As explained by Robin Roth, the CMA’s head of production, “George Lucas has ILM (Industrial Light & Magic), Disney has Pixar, and the Cleveland Museum of Art has the Department of Design and Architecture’s production team.” If a designer can imagine and draw something, as long as it doesn’t defy the laws of nature, the production team can make it. With nine dedicated and talented people, the production team creates your visual experience of the museum and its exhibitions, bringing design concepts to life. If you’ve enjoyed the spaces presenting special exhibitions or the permanent collection galleries, you have witnessed the talent and dedication of this department. Roth shared some details with Cleveland Art about the team’s insights and priorities.

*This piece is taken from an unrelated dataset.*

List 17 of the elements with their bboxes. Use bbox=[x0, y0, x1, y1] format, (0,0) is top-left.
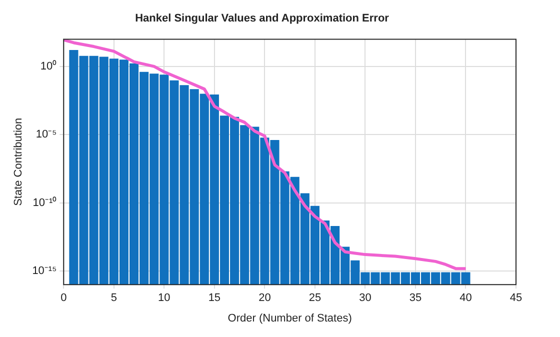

Who is on the team and what do they do?
Carpenters produce support materials for installations such as exhibition cases, pedestals, frames, and moldings following architectural drawings and design specifications. Painters prepare, paint, and finish surfaces in galleries and on display furniture. Mount makers fabricate mounts, armatures, and support structures for artwork to create mounts that protect and aesthetically enhance objects’ presentation. Our lighting technician ensures that all spaces in the museum that display works of art use a safe level of illumination to make the viewing experience come alive. Upholsterers cover decks, panels, and blocks using materials such as cotton and linen that have been tested to confirm their safety near the artwork, and graphic installers produce and install gallery labels, signs, and banners. The team is in constant collaboration with members of conservation, curatorial, and design to produce all the aspects that support artworks in exhibitions. They also work interdependently, such as when mount makers help install graphics and carpenters assist painters with spackling or sanding.

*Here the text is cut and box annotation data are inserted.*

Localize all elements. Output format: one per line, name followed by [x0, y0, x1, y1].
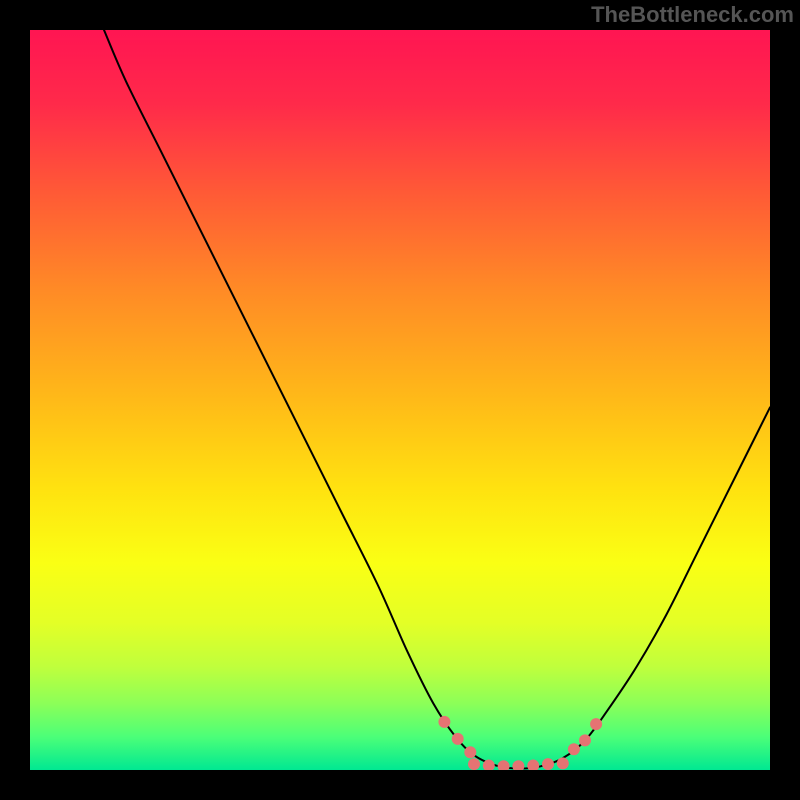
highlight-dot: [527, 760, 539, 772]
highlight-dot: [464, 746, 476, 758]
highlight-dot: [579, 734, 591, 746]
bottleneck-curve-chart: [0, 0, 800, 800]
plot-gradient-background: [30, 30, 770, 770]
highlight-dot: [568, 743, 580, 755]
highlight-dot: [452, 733, 464, 745]
highlight-dot: [557, 757, 569, 769]
highlight-dot: [590, 718, 602, 730]
chart-container: TheBottleneck.com: [0, 0, 800, 800]
highlight-dot: [542, 758, 554, 770]
watermark-text: TheBottleneck.com: [591, 2, 794, 28]
highlight-dot: [468, 758, 480, 770]
highlight-dot: [438, 716, 450, 728]
highlight-dot: [483, 760, 495, 772]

What might be most interesting in a behind-the-scenes look at production?
I imagine that visitors would love to see the process involved in producing an exhibition or installation—from color choices to how something is displayed. The work involved in bringing designers’ and curators’ ideas to actuality is fascinating, as is the process of decision-making in production choices and the collaboration between many departments.

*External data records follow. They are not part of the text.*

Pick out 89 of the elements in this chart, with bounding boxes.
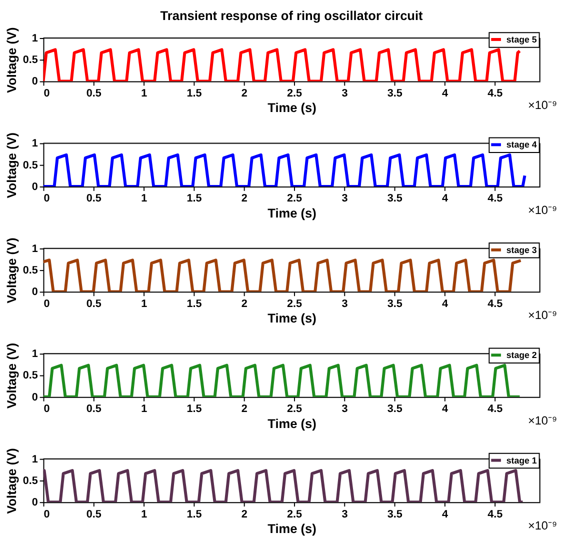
y-tick-label: 0.5 — [22, 264, 38, 276]
x-tick-label: 1 — [141, 298, 148, 310]
x-tick-label: 2 — [241, 298, 248, 310]
x-tick-label: 0.5 — [86, 403, 102, 416]
x-tick-label: 4.5 — [488, 508, 503, 520]
x-tick-label: 0 — [44, 192, 50, 205]
x-axis-title: Time (s) — [268, 205, 316, 220]
x-tick-label: 1 — [141, 88, 148, 100]
y-axis-title: Voltage (V) — [4, 238, 19, 304]
x-tick-label: 1 — [141, 192, 148, 205]
x-tick-label: 2 — [241, 88, 248, 100]
x-tick-label: 3.5 — [387, 298, 402, 310]
x-tick-label: 3 — [342, 88, 348, 100]
legend-label: stage 2 — [506, 350, 537, 360]
line-series — [43, 153, 526, 186]
x-tick-label: 0 — [44, 403, 50, 416]
x-tick-label: 4 — [442, 192, 448, 205]
y-tick-label: 0.5 — [22, 474, 38, 487]
x-tick-label: 1.5 — [186, 508, 202, 520]
y-tick-label: 0.5 — [22, 54, 38, 66]
x-tick-label: 1.5 — [186, 298, 202, 310]
y-tick-label: 0 — [32, 286, 38, 298]
x-tick-label: 4.5 — [488, 192, 503, 205]
legend-label: stage 5 — [506, 34, 537, 44]
y-tick-label: 0.5 — [22, 159, 38, 172]
y-tick-label: 0 — [32, 391, 38, 404]
x-tick-label: 2.5 — [287, 403, 302, 416]
x-tick-label: 3.5 — [387, 192, 402, 205]
x-tick-label: 4.5 — [488, 88, 503, 100]
x-tick-label: 1 — [141, 403, 148, 416]
x-tick-label: 0.5 — [86, 298, 102, 310]
x-tick-label: 4 — [442, 508, 448, 520]
y-tick-label: 0.5 — [22, 370, 38, 382]
y-tick-label: 1 — [32, 348, 38, 360]
x-tick-label: 1 — [141, 508, 148, 520]
line-series — [43, 258, 522, 292]
x-tick-label: 2 — [241, 508, 248, 520]
legend-label: stage 1 — [506, 455, 537, 466]
x-tick-label: 2 — [241, 403, 248, 416]
x-tick-label: 2.5 — [287, 508, 302, 520]
x-axis-title: Time (s) — [268, 521, 316, 536]
x-tick-label: 4 — [442, 403, 448, 416]
x-tick-label: 4 — [442, 298, 448, 310]
y-tick-label: 0 — [32, 76, 38, 88]
x-tick-label: 4.5 — [488, 403, 503, 416]
y-axis-title: Voltage (V) — [4, 27, 19, 93]
x-axis-title: Time (s) — [268, 416, 316, 431]
legend-label: stage 4 — [506, 140, 537, 150]
x-tick-label: 3 — [342, 508, 348, 520]
text: ×10⁻⁹ — [528, 414, 558, 428]
x-tick-label: 0 — [44, 298, 50, 310]
text: ×10⁻⁹ — [528, 520, 558, 533]
x-tick-label: 1.5 — [186, 403, 202, 416]
x-tick-label: 0.5 — [86, 192, 102, 205]
y-tick-label: 1 — [32, 242, 38, 255]
x-axis-title: Time (s) — [268, 100, 316, 116]
x-axis-title: Time (s) — [268, 310, 316, 326]
y-axis-title: Voltage (V) — [4, 342, 19, 409]
text: ×10⁻⁹ — [528, 309, 558, 322]
text: ×10⁻⁹ — [528, 204, 558, 218]
chart-title: Transient response of ring oscillator circuit — [160, 8, 424, 23]
legend-label: stage 3 — [506, 244, 537, 255]
x-tick-label: 3.5 — [387, 508, 402, 520]
y-tick-label: 1 — [32, 32, 38, 44]
x-tick-label: 0.5 — [86, 508, 102, 520]
y-tick-label: 1 — [32, 138, 38, 150]
x-tick-label: 4 — [442, 88, 448, 100]
y-tick-label: 0 — [32, 180, 38, 193]
x-tick-label: 0 — [44, 508, 50, 520]
x-tick-label: 3 — [342, 403, 348, 416]
x-tick-label: 3.5 — [387, 88, 402, 100]
x-tick-label: 1.5 — [186, 88, 202, 100]
x-tick-label: 2.5 — [287, 192, 302, 205]
y-tick-label: 1 — [32, 453, 38, 466]
x-tick-label: 0 — [44, 88, 50, 100]
x-tick-label: 0.5 — [86, 88, 102, 100]
y-axis-title: Voltage (V) — [4, 448, 19, 514]
x-tick-label: 1.5 — [186, 192, 202, 205]
y-axis-title: Voltage (V) — [4, 132, 19, 198]
x-tick-label: 2.5 — [287, 88, 302, 100]
y-tick-label: 0 — [32, 496, 38, 509]
x-tick-label: 3 — [342, 298, 348, 310]
x-tick-label: 3 — [342, 192, 348, 205]
x-tick-label: 4.5 — [488, 298, 503, 310]
line-series — [43, 48, 522, 82]
x-tick-label: 2 — [241, 192, 248, 205]
x-tick-label: 2.5 — [287, 298, 302, 310]
x-tick-label: 3.5 — [387, 403, 402, 416]
text: ×10⁻⁹ — [528, 98, 558, 112]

What is a skill your team has that museumgoers might not think about?
Members of the team are also artists who have had their work in shows and even purchased by the museum. Also, it is noteworthy how many on the team have learned their roles not through formalized training (I don’t know of any “mountmakers schools”) but through creative thinking and on-the-job mentoring.
What is the best part of being on the production team?
It’s great to see the evolution of an installation or exhibition from concepts on a computer screen to a concrete experience with lighting. Our team is dedicated to producing the highest quality of work, which is the standard for our museum. Each member brings a variety of skills to the table, but they also consistently help each other out with various tasks. This teamwork lends itself to the pride we all have in playing a part in what brings visitors to the museum again and again.